Finding its start way back in September of 1990, the iconic program covered all angles of criminal investigations — giving audiences a fictionalized look at how crimes are analyzed, culprits apprehended, and justice doled out in the courtroom. All the while, a revolving door of talented actors brought these tales to life, including Steven Hill as Adam Schiff, Sam Waterston as Jack McCoy, Alana de la Garza as Connie Rubirosa, and countless others. The flexibility of the premise coupled with an ensemble crew of capable thespians kept "Law & Order" on the air for a remarkable 20 seasons.

"Law & Order" wrapped up its impressive run in May of 2010 largely as a result of declining ratings (via the New York Daily News), disappointing fans across the globe. Little did they know, they were nearly deprived of the show years earlier when NBC threatened it with cancelation. Here's the surprising reason why those at the network made such a bold threat.

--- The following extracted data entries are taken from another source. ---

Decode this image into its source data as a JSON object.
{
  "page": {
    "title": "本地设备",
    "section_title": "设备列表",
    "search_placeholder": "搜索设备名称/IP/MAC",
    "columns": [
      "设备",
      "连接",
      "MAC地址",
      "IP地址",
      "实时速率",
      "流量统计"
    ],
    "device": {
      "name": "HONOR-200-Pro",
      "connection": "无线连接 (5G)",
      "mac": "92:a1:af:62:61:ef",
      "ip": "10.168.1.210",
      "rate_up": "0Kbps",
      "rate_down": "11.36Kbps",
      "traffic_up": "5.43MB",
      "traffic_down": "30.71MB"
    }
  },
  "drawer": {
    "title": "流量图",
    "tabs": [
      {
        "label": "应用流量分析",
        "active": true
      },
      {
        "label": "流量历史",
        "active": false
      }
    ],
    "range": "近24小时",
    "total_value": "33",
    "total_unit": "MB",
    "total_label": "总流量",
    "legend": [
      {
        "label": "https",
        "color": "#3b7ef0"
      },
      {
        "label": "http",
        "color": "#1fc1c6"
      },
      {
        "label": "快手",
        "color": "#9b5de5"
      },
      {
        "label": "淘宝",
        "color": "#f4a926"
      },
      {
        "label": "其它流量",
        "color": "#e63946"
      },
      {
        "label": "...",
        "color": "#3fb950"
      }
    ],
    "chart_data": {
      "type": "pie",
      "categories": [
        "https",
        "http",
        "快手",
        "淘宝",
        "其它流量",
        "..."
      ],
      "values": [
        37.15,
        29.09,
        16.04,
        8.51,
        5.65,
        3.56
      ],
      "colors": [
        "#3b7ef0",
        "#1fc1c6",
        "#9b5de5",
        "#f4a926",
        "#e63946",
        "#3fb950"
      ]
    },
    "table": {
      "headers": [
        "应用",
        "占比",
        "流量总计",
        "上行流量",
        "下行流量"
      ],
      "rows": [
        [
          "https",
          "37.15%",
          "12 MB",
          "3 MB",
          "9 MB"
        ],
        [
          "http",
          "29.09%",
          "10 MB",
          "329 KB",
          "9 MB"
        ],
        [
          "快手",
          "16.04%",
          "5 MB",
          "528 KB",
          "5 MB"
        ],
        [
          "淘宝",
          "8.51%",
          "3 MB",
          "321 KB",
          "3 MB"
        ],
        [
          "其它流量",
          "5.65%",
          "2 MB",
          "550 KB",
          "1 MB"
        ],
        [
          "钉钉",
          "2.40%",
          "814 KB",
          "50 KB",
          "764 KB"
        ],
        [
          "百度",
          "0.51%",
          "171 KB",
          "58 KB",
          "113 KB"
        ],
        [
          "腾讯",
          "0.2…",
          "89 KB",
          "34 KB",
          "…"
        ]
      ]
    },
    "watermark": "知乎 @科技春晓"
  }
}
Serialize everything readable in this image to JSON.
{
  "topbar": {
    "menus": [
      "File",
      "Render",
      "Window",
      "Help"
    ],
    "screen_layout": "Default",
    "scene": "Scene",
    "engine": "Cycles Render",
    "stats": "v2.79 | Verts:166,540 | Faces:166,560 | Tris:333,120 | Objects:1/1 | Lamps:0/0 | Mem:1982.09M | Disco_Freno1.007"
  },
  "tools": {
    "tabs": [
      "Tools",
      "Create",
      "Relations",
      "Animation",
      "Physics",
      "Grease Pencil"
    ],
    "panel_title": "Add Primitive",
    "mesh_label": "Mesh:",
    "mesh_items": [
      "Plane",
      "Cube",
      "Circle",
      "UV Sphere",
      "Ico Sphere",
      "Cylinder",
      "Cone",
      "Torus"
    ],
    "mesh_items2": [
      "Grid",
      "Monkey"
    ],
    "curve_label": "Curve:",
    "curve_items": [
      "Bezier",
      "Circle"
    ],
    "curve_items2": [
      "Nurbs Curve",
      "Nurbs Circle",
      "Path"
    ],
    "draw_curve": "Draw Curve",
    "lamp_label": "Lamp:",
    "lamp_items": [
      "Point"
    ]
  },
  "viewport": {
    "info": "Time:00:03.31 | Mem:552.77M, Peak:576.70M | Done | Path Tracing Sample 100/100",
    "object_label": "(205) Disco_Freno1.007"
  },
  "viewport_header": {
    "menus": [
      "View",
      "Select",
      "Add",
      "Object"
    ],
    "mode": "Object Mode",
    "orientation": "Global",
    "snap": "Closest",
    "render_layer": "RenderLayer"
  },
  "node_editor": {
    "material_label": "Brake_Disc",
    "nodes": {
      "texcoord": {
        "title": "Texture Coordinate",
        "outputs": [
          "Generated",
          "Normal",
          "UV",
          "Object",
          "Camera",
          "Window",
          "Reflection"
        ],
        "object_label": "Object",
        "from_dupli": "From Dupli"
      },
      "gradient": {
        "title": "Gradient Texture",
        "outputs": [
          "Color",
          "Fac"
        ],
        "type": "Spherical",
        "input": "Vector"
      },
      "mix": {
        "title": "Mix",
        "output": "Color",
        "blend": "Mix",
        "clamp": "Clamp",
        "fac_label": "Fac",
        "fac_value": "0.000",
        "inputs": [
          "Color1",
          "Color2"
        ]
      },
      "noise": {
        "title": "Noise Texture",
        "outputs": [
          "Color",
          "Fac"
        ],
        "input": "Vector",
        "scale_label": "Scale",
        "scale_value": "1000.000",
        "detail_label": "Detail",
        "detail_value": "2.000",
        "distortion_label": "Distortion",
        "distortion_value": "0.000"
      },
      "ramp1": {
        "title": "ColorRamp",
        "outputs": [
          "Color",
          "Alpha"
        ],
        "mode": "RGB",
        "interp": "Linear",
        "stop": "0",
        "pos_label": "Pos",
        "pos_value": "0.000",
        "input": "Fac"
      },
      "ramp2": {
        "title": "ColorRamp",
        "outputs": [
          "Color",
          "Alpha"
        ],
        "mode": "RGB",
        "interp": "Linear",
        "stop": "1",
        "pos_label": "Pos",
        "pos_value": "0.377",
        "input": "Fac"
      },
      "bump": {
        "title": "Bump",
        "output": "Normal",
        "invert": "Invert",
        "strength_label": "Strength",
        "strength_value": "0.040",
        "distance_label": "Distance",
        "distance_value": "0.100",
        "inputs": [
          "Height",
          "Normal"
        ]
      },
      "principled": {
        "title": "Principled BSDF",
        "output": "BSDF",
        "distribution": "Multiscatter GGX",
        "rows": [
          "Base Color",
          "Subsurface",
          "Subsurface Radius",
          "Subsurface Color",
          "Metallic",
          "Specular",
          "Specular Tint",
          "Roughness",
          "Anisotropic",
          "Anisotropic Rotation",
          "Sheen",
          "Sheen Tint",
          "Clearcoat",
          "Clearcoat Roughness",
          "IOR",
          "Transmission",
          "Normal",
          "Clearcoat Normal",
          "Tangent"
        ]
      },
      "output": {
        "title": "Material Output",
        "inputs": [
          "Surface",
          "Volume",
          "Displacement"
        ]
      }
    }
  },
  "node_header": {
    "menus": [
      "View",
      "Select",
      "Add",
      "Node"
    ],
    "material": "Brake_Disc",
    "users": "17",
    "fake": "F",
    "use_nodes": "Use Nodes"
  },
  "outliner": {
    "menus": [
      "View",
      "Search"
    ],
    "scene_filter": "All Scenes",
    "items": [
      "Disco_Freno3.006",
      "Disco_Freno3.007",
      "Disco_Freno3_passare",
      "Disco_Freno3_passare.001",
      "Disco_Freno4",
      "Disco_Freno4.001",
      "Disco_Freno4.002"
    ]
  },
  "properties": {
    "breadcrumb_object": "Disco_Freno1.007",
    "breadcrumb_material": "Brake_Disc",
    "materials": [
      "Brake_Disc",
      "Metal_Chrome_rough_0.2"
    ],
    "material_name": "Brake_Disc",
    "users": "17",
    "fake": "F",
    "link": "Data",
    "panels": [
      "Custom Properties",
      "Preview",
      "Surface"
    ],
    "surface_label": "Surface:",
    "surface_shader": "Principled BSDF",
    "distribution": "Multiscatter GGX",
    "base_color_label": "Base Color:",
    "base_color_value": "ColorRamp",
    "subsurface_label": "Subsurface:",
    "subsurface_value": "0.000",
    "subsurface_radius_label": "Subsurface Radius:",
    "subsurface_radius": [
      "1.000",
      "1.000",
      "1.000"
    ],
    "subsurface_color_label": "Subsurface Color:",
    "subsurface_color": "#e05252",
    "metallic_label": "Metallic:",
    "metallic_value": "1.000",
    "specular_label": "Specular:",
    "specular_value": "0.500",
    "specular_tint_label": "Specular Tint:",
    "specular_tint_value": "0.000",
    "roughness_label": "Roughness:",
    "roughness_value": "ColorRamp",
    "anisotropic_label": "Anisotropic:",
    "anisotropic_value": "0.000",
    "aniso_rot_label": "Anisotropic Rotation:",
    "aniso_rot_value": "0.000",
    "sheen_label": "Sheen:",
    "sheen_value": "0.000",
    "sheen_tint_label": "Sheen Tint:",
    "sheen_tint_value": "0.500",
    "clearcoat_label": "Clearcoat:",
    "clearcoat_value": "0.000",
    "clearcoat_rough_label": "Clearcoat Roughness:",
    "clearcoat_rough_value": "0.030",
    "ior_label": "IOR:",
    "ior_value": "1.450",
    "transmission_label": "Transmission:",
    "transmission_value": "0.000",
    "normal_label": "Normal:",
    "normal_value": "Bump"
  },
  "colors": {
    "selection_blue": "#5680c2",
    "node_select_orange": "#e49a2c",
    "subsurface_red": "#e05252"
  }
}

The cast's lack of female representation nearly ended Law & Order prematurely

As revealed in the book "Law & Order: The Unofficial Companion" by Kevin Courrier and Susan Green and recalled by The Things, "Law & Order" once wound up on NBC's bad side early in its television run — nearly ushering in its own demise. For the first few seasons, the main cast was all-male, which is something that the network pushed to be changed for some time. With no changes made by the end of Season 3, then-NBC president Warren Littlefield delivered an ultimatum to Dick Wolf and his team: add women to the lineup or clear out your desks and polish up your résumés.

Heeding this warning, they went ahead and brought in S. Epatha Merkerson as Anita Van Buren and Jill Hennessy as Claire Kincaid for Season 4. They each stuck around until Season 20 and Season 6, respectively, but their hiring forced the firing of two "Law & Order" regulars. To maintain the six-person size of the main cast, two men had to take their leave. The unfortunate candidates were Dann Florek and Richard Brooks, who played Donald Cragen and Paul Robinette. Although, they both returned down the road in various seasons via guest appearances.

Some may find NBC's actions a bit extreme, but at the end of the day, it was in the best interest of the show. Not only did "Law & Order" get to become a television institution, but it got to do so with a more diverse, inclusive set of characters at its forefront.